Kelly Wallis, director of Boone County Community Services, said low-income families in mid-Missouri face added challenges when it comes to getting treatment and preventing mental illness. 

Wallis said aside from the lack of an ability to pay for mental health care, her agency has determined access issues, provider shortages, transportation issues and stigmas about mental health prevention are keeping some low-income families from getting care.

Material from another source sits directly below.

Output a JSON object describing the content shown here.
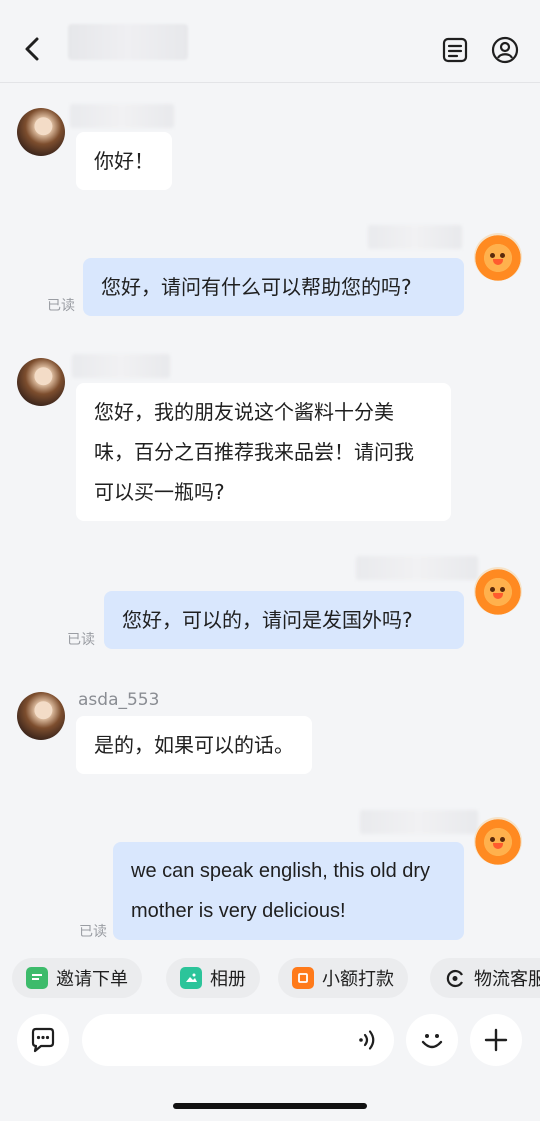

Additionally, Wallis said the lack of preventative mental health care for low-income families often means mental health issues often only end up being treated when symptoms become severe.

"The lack of preventative services, or the ability to access those services, certainly provides a barrier," Wallis said. "There will only be intervention once the situation gets to that crisis point where there's law enforcement intervention or juvenile office intervention."

Wallis said low-income families, especially those who live in rural areas, often have difficulty finding transportation to needed resources.

"Here in Columbia, it's a little easier to get around, and we have a lot of resources in Columbia," Wallis said. "Even driving 10 or 15 miles from some of the rural areas, it makes it really difficult if they lack a car or lack the gas money to transport on a regular basis to Columbia."

Wallis said low-income people able to find the appropriate mental health care services may have scheduling barriers to receiving care, like working multiple jobs or working night shifts. She also said children in low-income families have to face additional stress due to poverty, which can take a mental toll on them. 

"They're dealing with issues of whether they're going to have food to eat, whether they're going to have a clean bed to sleep in, whether their parents will be home and able to interact with them," Wallis said.

Wallis said Boone County Community Services has developed programs to help meet the needs of low-income families needing health care, including outreach in Boone County schools, funding programs that bring home-based services to families and developing an access center for low-income families to obtain services.